Romanzo a puntate, nona parte Seconda lettera, ricordi d’infanzia

Seconda lettera

Sabbiolina, memoria, tenerezza! Sto perdendo i sensi! Tutto per colpa tua! Non riesco a scrivere più nulla di razionale, mi abbandono alla paura, all’incertezza. Non lavoro più, mi tremano le mani.

Dove sei, granello? Ti sei rifugiata nel nulla? Cammino nel pioppeto: sono un folle.

Parlo, straparlo, deliro. Gli amici non riescono a capire: né la storia né il mio scoramento.

Riprenditi i tuoi occhi, la tua pelle, e i tuoi lunghi capelli.

Non so cosa ci riserverà il futuro: noia? Sconforto? Entusiasmo? Infinita passione? Nel ricordo sei così bella…

Come ti coglierei: rosa, cardo, spina. Come mi sanguinano le dita. Come non mi riconosco più. Come tutto è stupido. Come tutto è mortale. Come tutto è un imbuto. Come precipitiamo. Come si riduce lo spazio del sogno.

Torna. Mi basterà sapere che mi guardi mentre dipingo. Tutto lo spazio tra me e te lo riempiremo con ciò che sarebbe potuto essere. Non è forse questa l’arte? Un voler colmare lo spazio tra l’incanto e il reale.

Nei centimetri che ci dividono ci saranno i miei quadri: uno dietro l’altro. Saranno di una forza prepotente. Virgulti. Fari per imbarcazioni disperse. Lampi nell’oscurità.

Torna! A che serve dissolversi nel nulla? E se il nostro mondo è un altro nulla, a che serve esistere senza un’impressione d’amore, di dedizione, di cura?

Sarò tutto questo per te. Se tu non avrai voce, io la raccoglierò per te; se tu non avrai misericordia, io la costruirò per te; se tu non avrai giovinezza, io la ripescherò dal fondo di me.

Sai, ho avuto una giovinezza fantastica: andavamo coi miei cugini alla conquista di piccole colline nei dintorni della campagna di mia zia. Si partiva all’alba, e in una sacca avevamo del pane e del formaggio. Ogni passaggio intermedio del nostro percorso veniva segnato con un panno legato ad un albero. Erano stoffe di vario colore. Gli arbusti erano quasi della nostra altezza, sentivamo la terra, e correvamo verso le cime stabilite con entusiasmo.

Ogni tanto avevamo paura dei cani delle proprietà vicine. Uno, lo conoscevamo già, era gigantesco: con grandi fauci e una lingua perennemente penzoloni. Una lingua grandissima che pareva predisposta a divorare le nostre fragili carni.
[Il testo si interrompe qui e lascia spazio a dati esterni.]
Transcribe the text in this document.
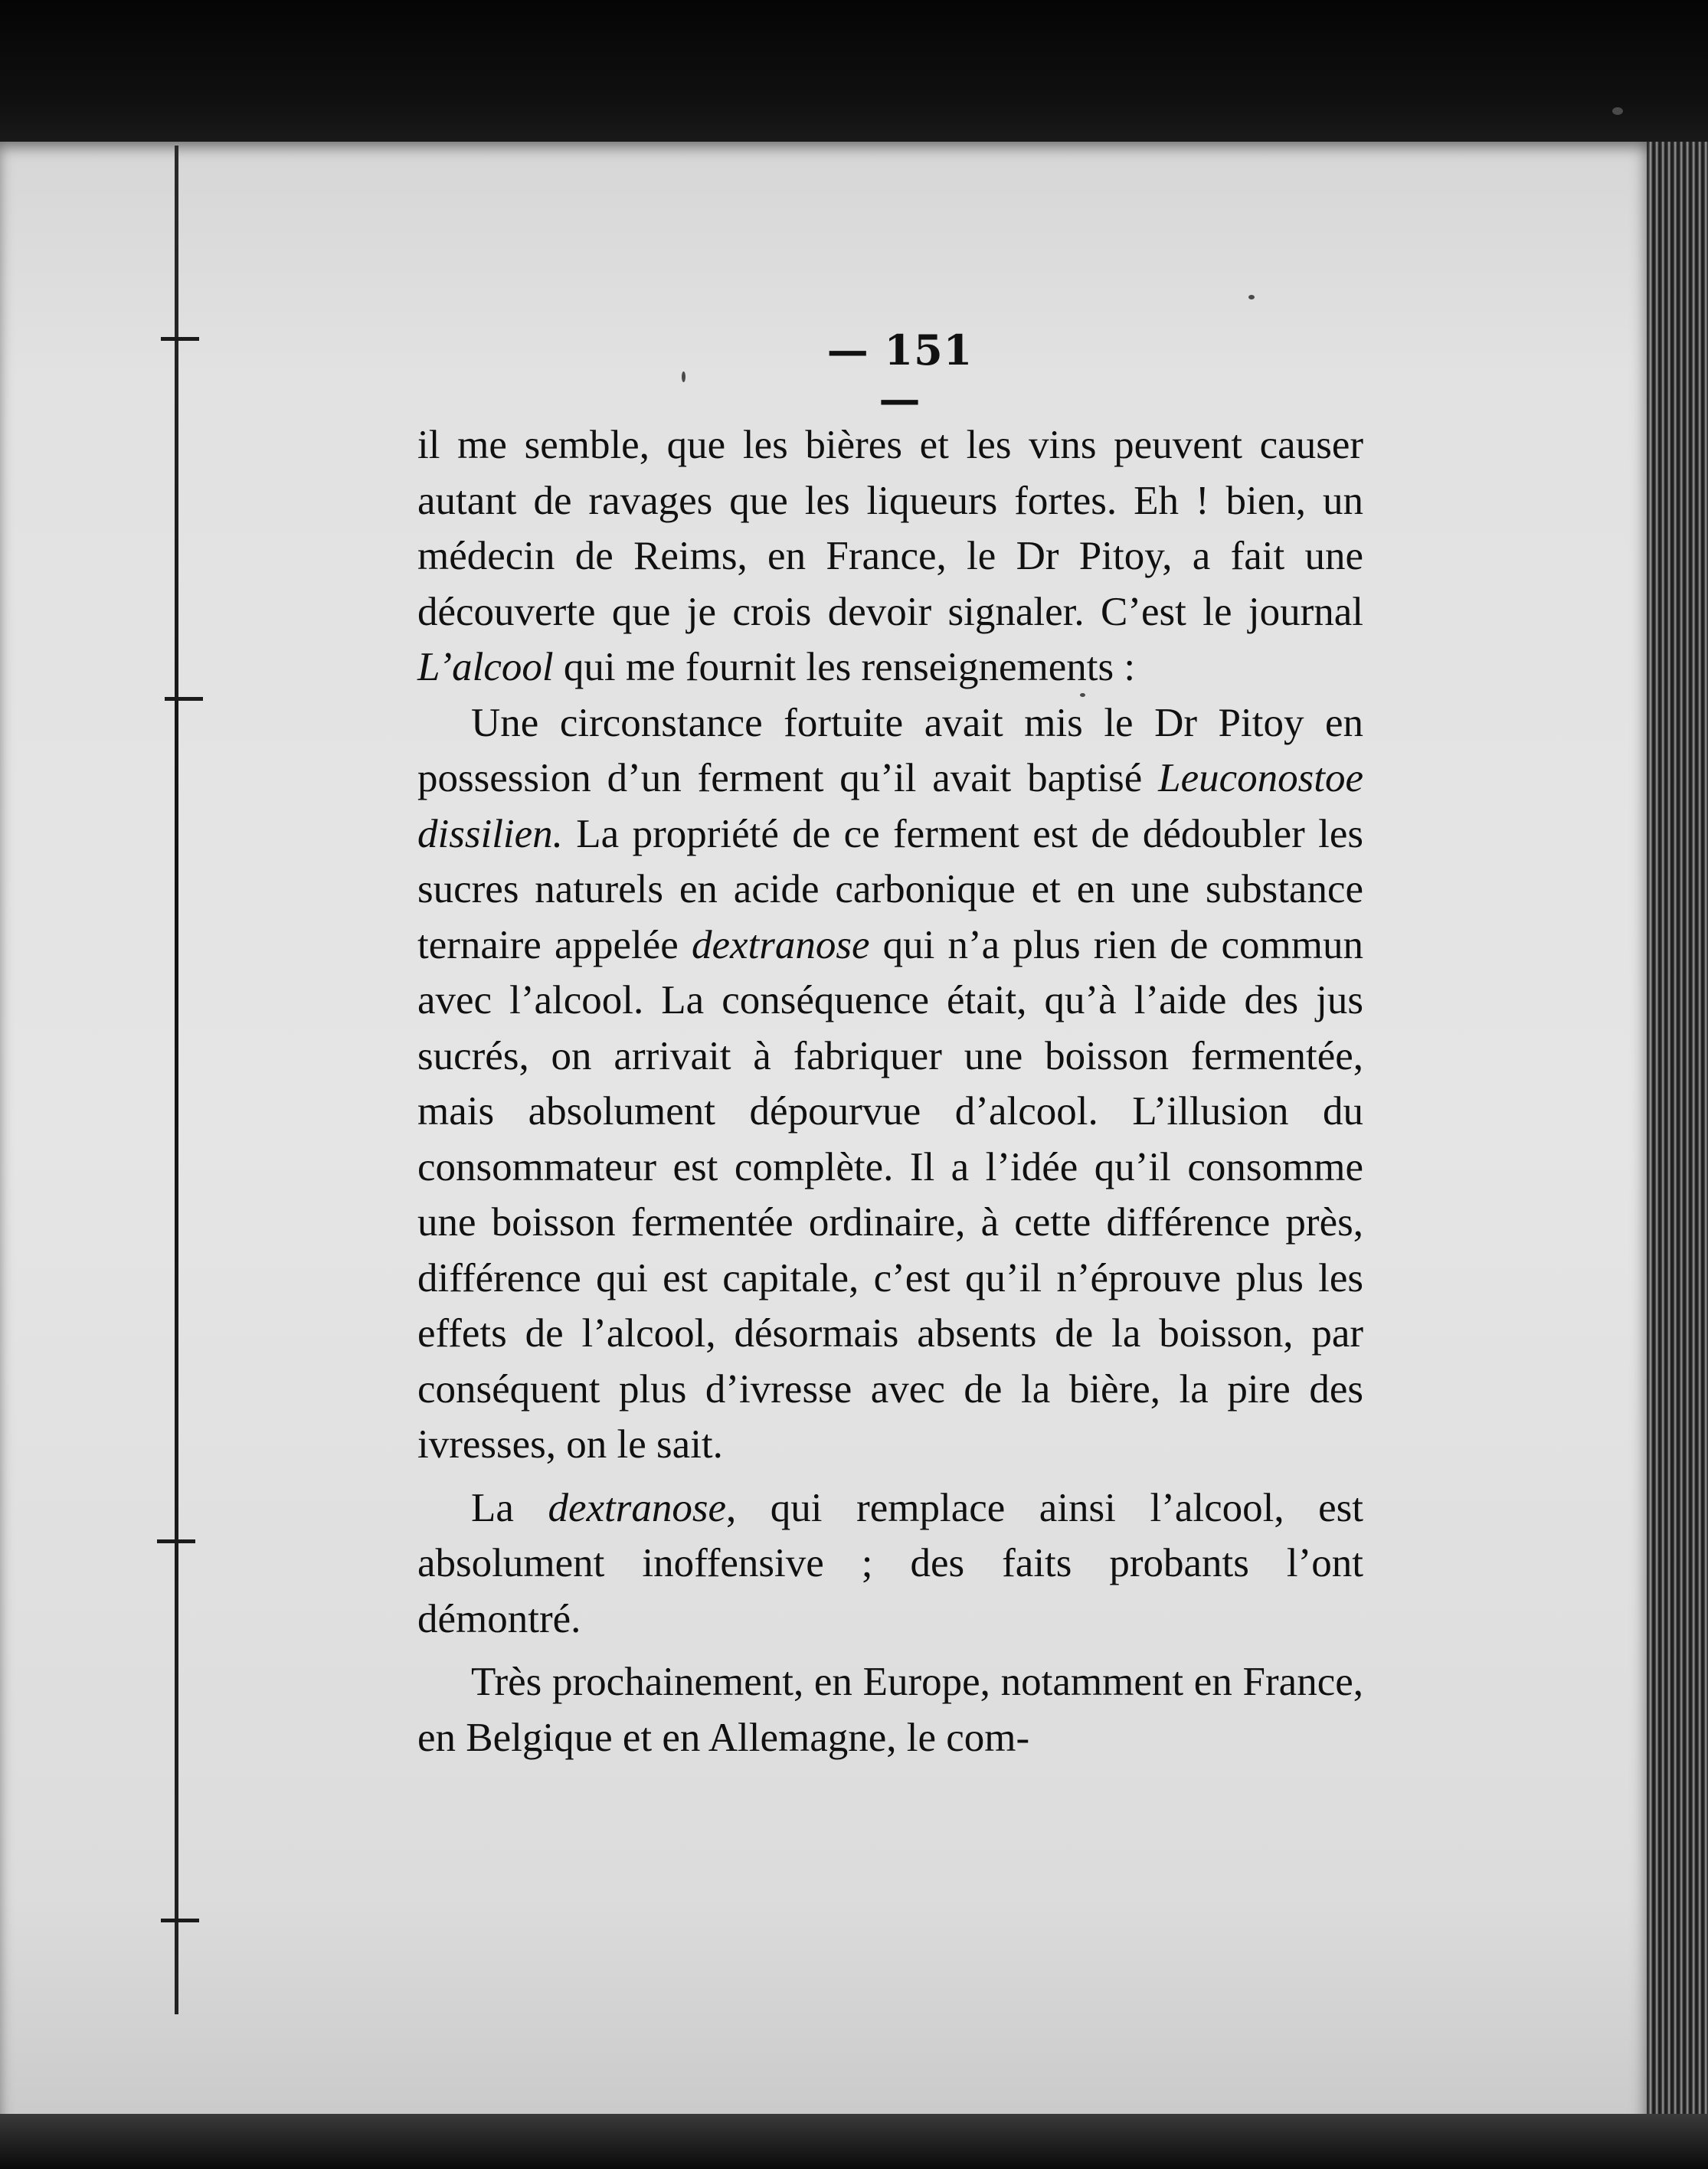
— 151 —

il me semble, que les bières et les vins peuvent causer autant de ravages que les liqueurs fortes. Eh ! bien, un médecin de Reims, en France, le Dr Pitoy, a fait une découverte que je crois devoir signaler. C’est le journal L’alcool qui me fournit les renseignements :

Une circonstance fortuite avait mis le Dr Pitoy en possession d’un ferment qu’il avait baptisé Leuconostoe dissilien. La propriété de ce ferment est de dédoubler les sucres naturels en acide carbonique et en une substance ternaire appelée dextranose qui n’a plus rien de commun avec l’alcool. La conséquence était, qu’à l’aide des jus sucrés, on arrivait à fabriquer une boisson fermentée, mais absolument dépourvue d’alcool. L’illusion du consommateur est complète. Il a l’idée qu’il consomme une boisson fermentée ordinaire, à cette différence près, différence qui est capitale, c’est qu’il n’éprouve plus les effets de l’alcool, désormais absents de la boisson, par conséquent plus d’ivresse avec de la bière, la pire des ivresses, on le sait.

La dextranose, qui remplace ainsi l’alcool, est absolument inoffensive ; des faits probants l’ont démontré.

Très prochainement, en Europe, notamment en France, en Belgique et en Allemagne, le com-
Una volta ci inseguì e noi riuscimmo a salvarci riparandoci sui rami di un albero. Era l’albero di albicocche. Un albero che, per moltissimo tempo, fu generoso. Faceva moltissimi frutti, e noi, che ne eravamo ghiottissimi, lo razziavamo ogniqualvolta ne avevamo la possibilità.
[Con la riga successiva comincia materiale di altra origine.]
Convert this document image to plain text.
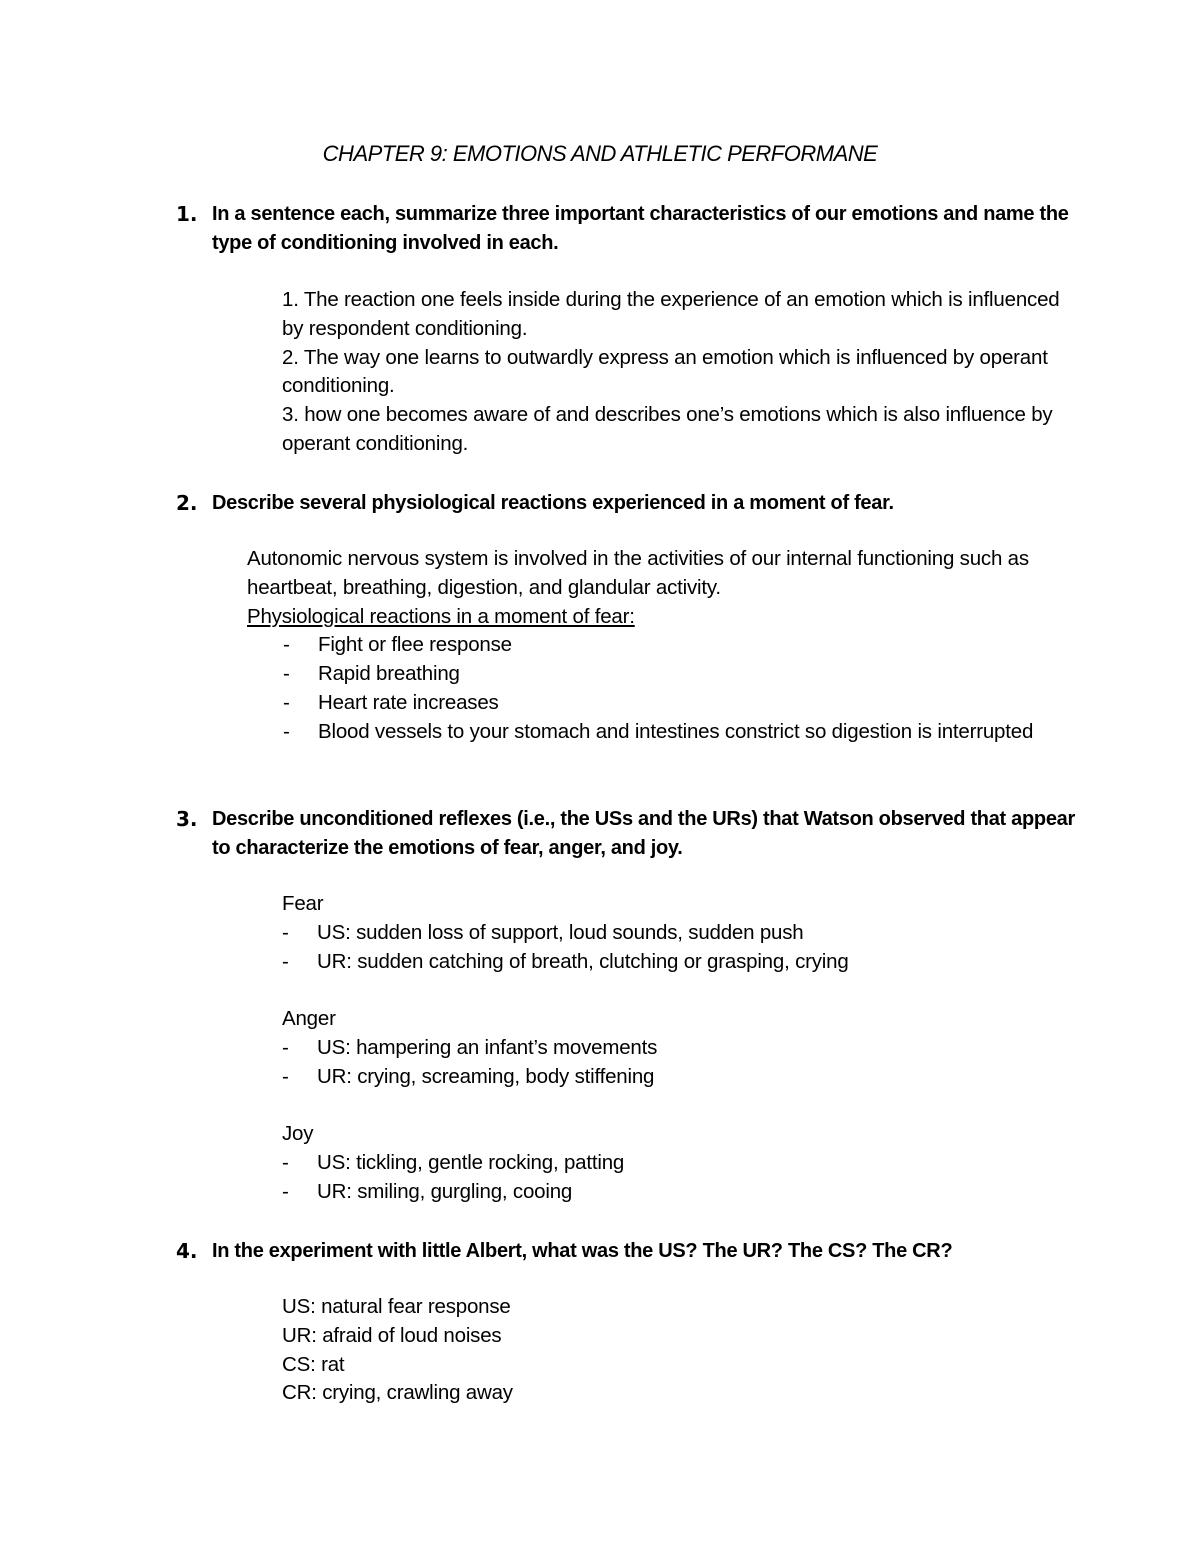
CHAPTER 9: EMOTIONS AND ATHLETIC PERFORMANE
1. In a sentence each, summarize three important characteristics of our emotions and name the type of conditioning involved in each.

1. The reaction one feels inside during the experience of an emotion which is influenced by respondent conditioning.

2. The way one learns to outwardly express an emotion which is influenced by operant conditioning.

3. how one becomes aware of and describes one’s emotions which is also influence by operant conditioning.

2. Describe several physiological reactions experienced in a moment of fear.

Autonomic nervous system is involved in the activities of our internal functioning such as heartbeat, breathing, digestion, and glandular activity.

Physiological reactions in a moment of fear:

- Fight or flee response
- Rapid breathing
- Heart rate increases
- Blood vessels to your stomach and intestines constrict so digestion is interrupted
3. Describe unconditioned reflexes (i.e., the USs and the URs) that Watson observed that appear to characterize the emotions of fear, anger, and joy.

Fear

- US: sudden loss of support, loud sounds, sudden push
- UR: sudden catching of breath, clutching or grasping, crying

Anger

- US: hampering an infant’s movements
- UR: crying, screaming, body stiffening

Joy

- US: tickling, gentle rocking, patting
- UR: smiling, gurgling, cooing
4. In the experiment with little Albert, what was the US? The UR? The CS? The CR?

US: natural fear response

UR: afraid of loud noises

CS: rat

CR: crying, crawling away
Quando, anni dopo, abbandonammo quella casa, e la campagna dintorno, l’albero di albicocche smise di essere rigoglioso, come se avesse avuto il presentimento di un amaro abbandono; stabilì di non dare più niente.

Quando arrivavamo alla vetta, io e i miei cugini, iniziavamo a urlare verso il cielo, a favore di vento. Gridavamo la nostra gioia, la nostra voglia di conquista, la nostra sicurezza del domani.

Poi prendevamo dei ciocchi e vi ballavamo intorno: era la nostra danza propiziatoria.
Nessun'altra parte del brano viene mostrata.